Even if she prevails here and gets her TRO, the conference is not scheduled until February 15, 2013, well after Obama’s second inauguration, and if the court grants certiorari (permission to bring her appeal before the SCOTUS), she will be heard, but only about the TRO. To get the court to grant certiorari to decide on Obama’s eligibility is different, although if the high court grants her TRO after reviewing the evidence she’s presented for her current appeal, it is a de facto confirmation by the high court that what she contends and the proof she provides is true, relevant and compelling.
If it should later be proven that Obama is ineligible to be president, it leaves the court with the unenviable task of trying to untangle a mess nothing less than a horrendously snarled fishing reel.
That’s where the “ifs” begin. If Obama is proven ineligible, does that mean that Biden becomes president?
Most likely yes. The Constitution does provide that if the man or woman elected president is deemed unable to serve between the election and the inauguration and beyond, the vice president can take his or her place until he is able to serve. But some may argue that if the top of the ticket was a fraud, the whole ticket is irreversibly stained, and therein lies the rub. Does Romney win by default? Not likely.
But the burdens the country and the courts will face will be arduous. Everyone Obama nominated to the Supreme Court, his Cabinet and all in the Executive Branch subject to Senate consent will lose their jobs. If he was never legally president, then he could not legally nominate them for their positions, even though they were approved by the Senate. They would most likely have to be renominated and the Senate would have to approve of each (or not) again under it’s advice and consent mandate.
Everything ordered or signed by Obama has no force or effect. All legislation signed into law by him may have to go through the legislative process again or be signed by Biden if he is president. All of Obama’s executive orders would be without effect. All regulations written by, say, the EPA, HHS and other Executive Branch agencies and departments would have to be rescinded because those who are Senate approved are not legally in office.

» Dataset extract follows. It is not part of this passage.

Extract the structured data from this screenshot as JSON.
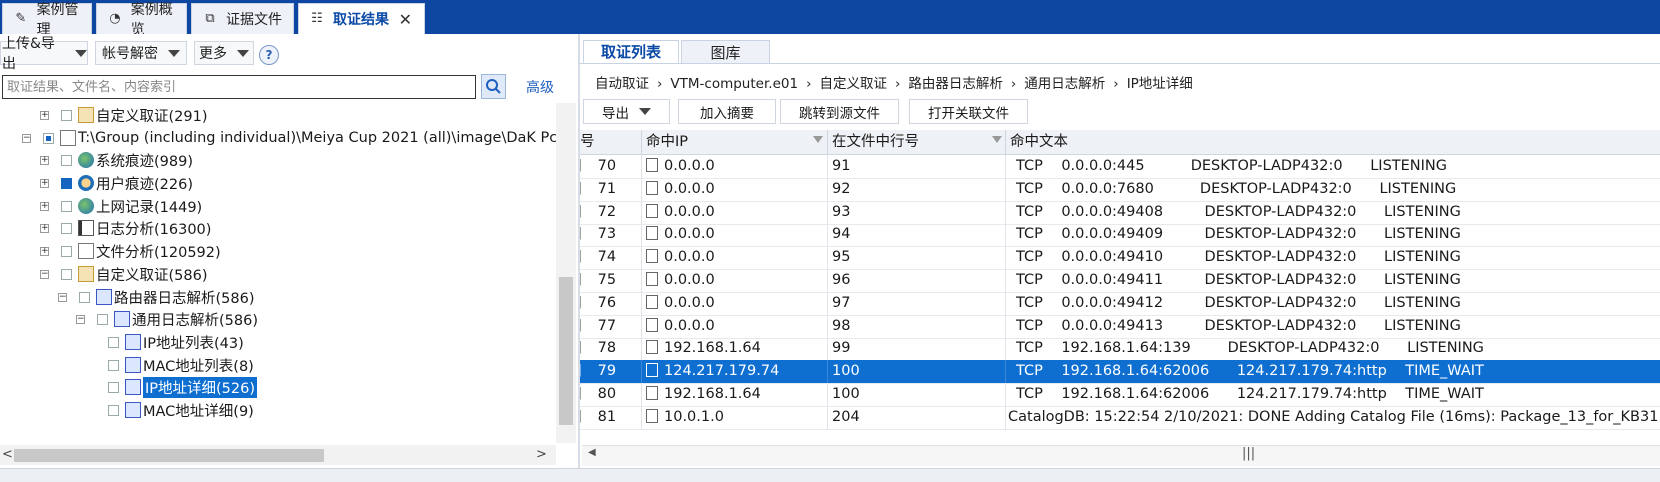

That makes it abundantly clear why the federal courts have turned a deaf eye to all prior attempt to prove Obama ineligible. It would cause a very gnarly constitutional crisis that would impact our economy,
credibility, global status and make us look like a nation of fools, far too trusting of what those involved in this told us. Obviously, it would create complete mayhem in the Executive Branch and a serious hiccup in foreign policy. In fact, we’d be vulnerable to attacks possibly verbal and military.
Given all of the evidence, even without Pelosi’s mysterious certifications not on Taitz’s evidence list, maybe this time, Orly Taitz will break through to the other side, and if she winds up winning, Obama could well be shown the door. But again, the courts seem loathe to be responsible for a constitutional crisis that will shake this nation to its core for decades to come.
SCOTUS’s agreement to consider her TRO in conference is a small victory for now. Regardless, if Obama is ultimately found ineligible and a constitutional crises ensues, we cannot have an impostor in the White House, so the courts had best weigh the evidence clearly and fairly and truthfully. We’ll recover from a major crisis like this just as we did from Watergate and the like of the Teapot Dome Scandal. It’s just another mess in American politics and we will rise above it.